El debate sobre la conveniencia-necesidad de extender la vigencia de los ERTE en todos los sectores de la economía o limitarlos a los más castigados por la crisis era inevitable. El mecanismo diseñado por el Gobierno para evitar una masiva destrucción de empleo ante el shock de oferta y de demanda inducido por el Covid-19 se ha convertido de facto en una trampa para las empresas que se acogieron a él. Era evidente que la crisis económica no iba a terminar en seis meses y, por tanto, que la mayoría de las compañías, en especial las pymes, no tendrían capacidad de absorber a toda la fuerza laboral acogida a los ERTE ante la severa y persistente contracción de sus ingresos.

Esta situación era obvia, lo que hace incomprensible el consenso casi unánime sobre la bondad de esa figura y el empeño en mantenerla.
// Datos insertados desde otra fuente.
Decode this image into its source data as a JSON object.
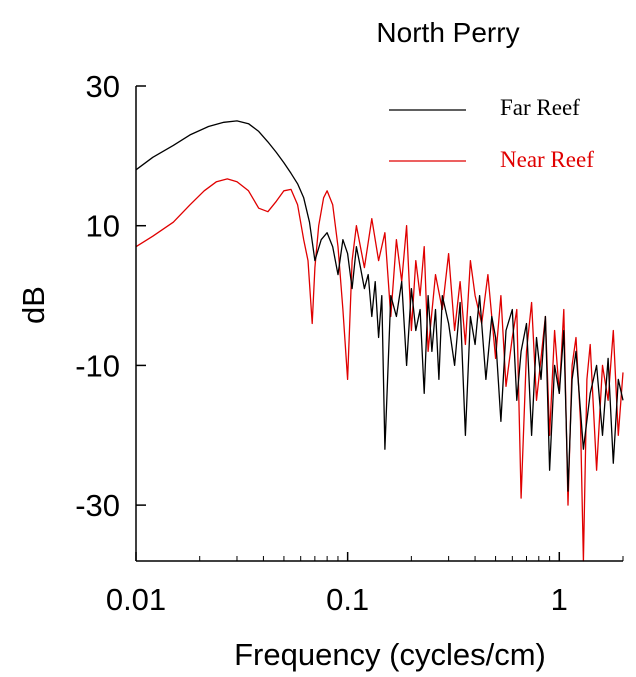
{
  "chart_data": {
    "type": "line",
    "title": "North Perry",
    "xlabel": "Frequency (cycles/cm)",
    "ylabel": "dB",
    "x_scale": "log",
    "xlim": [
      0.01,
      2
    ],
    "ylim": [
      -38,
      30
    ],
    "x_ticks": [
      {
        "value": 0.01,
        "label": "0.01"
      },
      {
        "value": 0.1,
        "label": "0.1"
      },
      {
        "value": 1,
        "label": "1"
      }
    ],
    "y_ticks": [
      {
        "value": 30,
        "label": "30"
      },
      {
        "value": 10,
        "label": "10"
      },
      {
        "value": -10,
        "label": "-10"
      },
      {
        "value": -30,
        "label": "-30"
      }
    ],
    "grid": false,
    "legend": "top-right",
    "series": [
      {
        "name": "Far Reef",
        "color": "#000000",
        "x": [
          0.01,
          0.012,
          0.015,
          0.018,
          0.022,
          0.026,
          0.03,
          0.034,
          0.038,
          0.042,
          0.046,
          0.05,
          0.054,
          0.058,
          0.062,
          0.066,
          0.07,
          0.075,
          0.08,
          0.085,
          0.09,
          0.095,
          0.1,
          0.105,
          0.11,
          0.115,
          0.12,
          0.125,
          0.13,
          0.135,
          0.14,
          0.145,
          0.15,
          0.16,
          0.17,
          0.18,
          0.19,
          0.2,
          0.21,
          0.22,
          0.23,
          0.24,
          0.25,
          0.26,
          0.27,
          0.28,
          0.3,
          0.32,
          0.34,
          0.36,
          0.38,
          0.4,
          0.42,
          0.45,
          0.48,
          0.5,
          0.53,
          0.56,
          0.6,
          0.63,
          0.66,
          0.7,
          0.74,
          0.78,
          0.82,
          0.86,
          0.9,
          0.95,
          1.0,
          1.05,
          1.1,
          1.15,
          1.2,
          1.3,
          1.4,
          1.5,
          1.6,
          1.7,
          1.8,
          1.9,
          2.0
        ],
        "values": [
          18,
          19.8,
          21.5,
          23,
          24.2,
          24.8,
          25,
          24.6,
          23.5,
          22,
          20.5,
          19,
          17.5,
          16,
          14,
          10.5,
          5,
          8,
          9,
          7,
          3,
          8,
          6,
          1,
          7,
          4,
          1,
          3,
          -3,
          2,
          -6,
          0,
          -22,
          0,
          -3,
          2,
          -10,
          1,
          -5,
          -2,
          -14,
          0,
          -8,
          -2,
          -12,
          0,
          -4,
          -10,
          -1,
          -20,
          -3,
          -7,
          0,
          -12,
          -3,
          -6,
          -18,
          -5,
          -2,
          -15,
          -8,
          -4,
          -20,
          -6,
          -12,
          -3,
          -25,
          -10,
          -14,
          -5,
          -28,
          -12,
          -8,
          -22,
          -14,
          -10,
          -20,
          -9,
          -24,
          -12,
          -15
        ]
      },
      {
        "name": "Near Reef",
        "color": "#e00000",
        "x": [
          0.01,
          0.012,
          0.015,
          0.018,
          0.021,
          0.024,
          0.027,
          0.03,
          0.034,
          0.038,
          0.042,
          0.046,
          0.05,
          0.054,
          0.058,
          0.062,
          0.065,
          0.068,
          0.07,
          0.073,
          0.077,
          0.08,
          0.085,
          0.09,
          0.095,
          0.1,
          0.105,
          0.11,
          0.12,
          0.13,
          0.14,
          0.15,
          0.16,
          0.17,
          0.18,
          0.19,
          0.2,
          0.21,
          0.22,
          0.23,
          0.24,
          0.26,
          0.28,
          0.3,
          0.32,
          0.34,
          0.36,
          0.38,
          0.4,
          0.43,
          0.46,
          0.5,
          0.53,
          0.56,
          0.6,
          0.63,
          0.66,
          0.7,
          0.74,
          0.78,
          0.82,
          0.86,
          0.9,
          0.95,
          1.0,
          1.05,
          1.1,
          1.15,
          1.2,
          1.26,
          1.3,
          1.35,
          1.4,
          1.5,
          1.6,
          1.7,
          1.8,
          1.9,
          2.0
        ],
        "values": [
          7,
          8.5,
          10.5,
          13,
          15,
          16.3,
          16.7,
          16.3,
          15,
          12.5,
          12,
          13.5,
          15,
          15.2,
          13,
          8,
          5,
          -4,
          4,
          10,
          14,
          15,
          13,
          7,
          -2,
          -12,
          5,
          10,
          4,
          11,
          5,
          9,
          -3,
          8,
          2,
          10,
          -5,
          5,
          0,
          7,
          -8,
          3,
          -2,
          6,
          -5,
          2,
          -7,
          5,
          0,
          -4,
          3,
          -9,
          0,
          -13,
          -6,
          -2,
          -29,
          -8,
          -1,
          -15,
          -9,
          -3,
          -20,
          -5,
          -14,
          -2,
          -30,
          -10,
          -6,
          -18,
          -38,
          -12,
          -7,
          -25,
          -10,
          -15,
          -5,
          -20,
          -11
        ]
      }
    ]
  }
}
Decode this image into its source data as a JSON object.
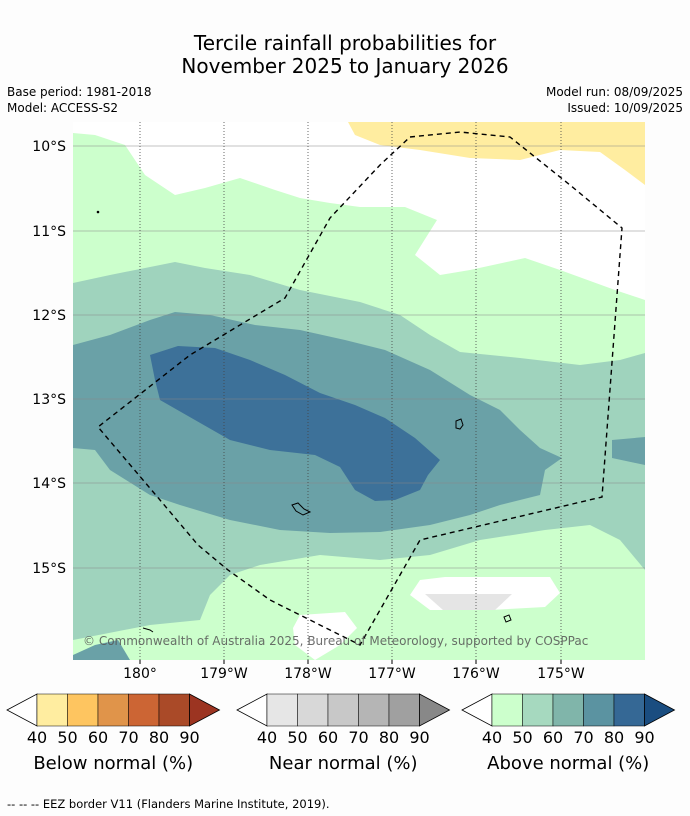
{
  "title": {
    "line1": "Tercile rainfall probabilities for",
    "line2": "November 2025 to January 2026"
  },
  "meta": {
    "base_period": "Base period: 1981-2018",
    "model": "Model: ACCESS-S2",
    "model_run": "Model run: 08/09/2025",
    "issued": "Issued: 10/09/2025"
  },
  "map": {
    "lat_labels": [
      "10°S",
      "11°S",
      "12°S",
      "13°S",
      "14°S",
      "15°S"
    ],
    "lon_labels": [
      "180°",
      "179°W",
      "178°W",
      "177°W",
      "176°W",
      "175°W"
    ],
    "copyright": "© Commonwealth of Australia 2025, Bureau of Meteorology, supported by COSPPac",
    "colors": {
      "below_40": "#ffeda0",
      "above_40": "#ccffcc",
      "above_50": "#9fd3bd",
      "above_60": "#6aa1a7",
      "above_70": "#3d7199",
      "near_white": "#e5e5e5",
      "land_outline": "#000000"
    }
  },
  "colorbars": [
    {
      "label": "Below normal (%)",
      "ticks": [
        "40",
        "50",
        "60",
        "70",
        "80",
        "90"
      ],
      "colors": [
        "#ffeda0",
        "#fec560",
        "#e0944a",
        "#cc6534",
        "#aa4a28",
        "#9c3421"
      ]
    },
    {
      "label": "Near normal (%)",
      "ticks": [
        "40",
        "50",
        "60",
        "70",
        "80",
        "90"
      ],
      "colors": [
        "#e6e6e6",
        "#d8d8d8",
        "#c8c8c8",
        "#b5b5b5",
        "#a0a0a0",
        "#888888"
      ]
    },
    {
      "label": "Above normal (%)",
      "ticks": [
        "40",
        "50",
        "60",
        "70",
        "80",
        "90"
      ],
      "colors": [
        "#ccffcc",
        "#a6d9bf",
        "#80b5aa",
        "#5b93a1",
        "#356895",
        "#1a4d80"
      ]
    }
  ],
  "footer": "--  --  -- EEZ border V11 (Flanders Marine Institute, 2019)."
}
Para el Gobierno, los ERTE han sido un instrumento muy útil para camuflar el aumento del desempleo causado por la crisis y, también, para derogar la posibilidad de aplicar despidos por causas objetivas. Al mismo tiempo, la concesión a las empresas de beneficios (no hacer frente a los salarios de sus trabajadores y la disminución de sus cuotas a la Seguridad social) resultaron atractivas para éstas, que olvidaron o minusvaloraron la obligacion de no poder despedir trabajadores en los seis meses posteriores a su reincorporación, salvo devolviendo las ayudas recibidas. Tuvieron en cuenta el ahorro de costes a muy corto plazo de los ERTE sin tener en cuenta en los que incurrirían si la economía no se recuperaba con rapidez.

Con un escenario de una caída brutal del PIB en 2020 y con una débil e hipotética recuperación en 2021, el grueso de las compañías españolas van a tener que efectuar despidos de buena parte de la mano de obra que tienen y no podrán incorporar a un segmento significativo de los trabajadores en régimen ERTE.

Esto se traducirá en un incremento significativo de la necesidad de realizar expedientes de regulación de empleo (ERE), que serán mucho más onerosos, a priori, porque para implementarlos deberán hacer frente no sólo a los costes de los ERE sino a la devolución de las ayudas recibidas del gobierno cuando decidieron optar por hacer ERTE. 

El panorama es estremecedor. Desde los inicios de la pandemia han desaparecido en España alrededor de 133.000 empresas y muchos concursos de acreedores se han postergado por la modificación normativa que permitía aplazarlos hasta el comienzo de 2021. A modo ilustrativo cabe señalar que en el anterior periodo recesivo se volatilizaron unas 300 mil pymes.

Por otra parte, la evolución de la coyuntura económica y la experiencia de la Gran Recesión hacen prever un crecimiento significativo de bancarrotas empresariales en los próximos trimestres. En este contexto, un encarecimiento de los despidos causado por la combinación de los factores antes apuntados supondrá la ruina para muchas empresas que han logrado sobrevivir hasta ahora y, por tanto, un aumento significativo del paro.

En un escenario recesivo y con un horizonte económico poco alentador en el próximo bienio es un error cualquier intento de mantener el empleo de modo artificial y es una estrategia condenada al fracaso. Los ERTE y la prohibición de resolver la relación laboral por causas objetivas han lastrado la capacidad de las empresas de ajustarse y reestructurase ante la crisis. Esto ha aplazado de manera innecesaria y en nombre de una falsa la solidaridad un proceso que era necesario e inexorable, la destrucción de puestos de trabajo en un entorno recesivo, lo que ha generado un volumen relevante de empresas y empleos zombies y, al mismo tiempo, ha comprometido y compromete la supervivencia de los/las que eran viables.

Si el aforismo “el Infierno está lleno de buenas intenciones” es cierto y suele serlo, el resultado de los ERTE será una escalada del desempleo real superior a la que se hubiese producido sin ellos por tres razones fundamentales: primera, porque las compañías con recursos suficientes recortarán plantillas para sobrevivir; segunda, porque otras muchas quebrarán, y tercera, porque la emergencia de nuevas iniciativas empresariales en el horizonte del medio plazo es una utopía.

La angustia de los pequeños y medianos empresarios ante la situación que les crea la extinción de los ERTE o su restricción a casos específicos es lógica. Sin embargo, la prolongación de la respiración asistida por tiempo indefinido no soluciona nada. Al contrario sólo sirve para detraer recursos para destinarlos a sostener lo insostenible.

Aquí y ahora, lo racional no es enterrar dinero en ERTE sino flexibilizar, abaratar los procesos de reestructuración empresarial y reducir los costes fiscales y sociales que recaen sobre las compañías. Este es el camino correcto y, desde luego, es intransitable para este Gobierno.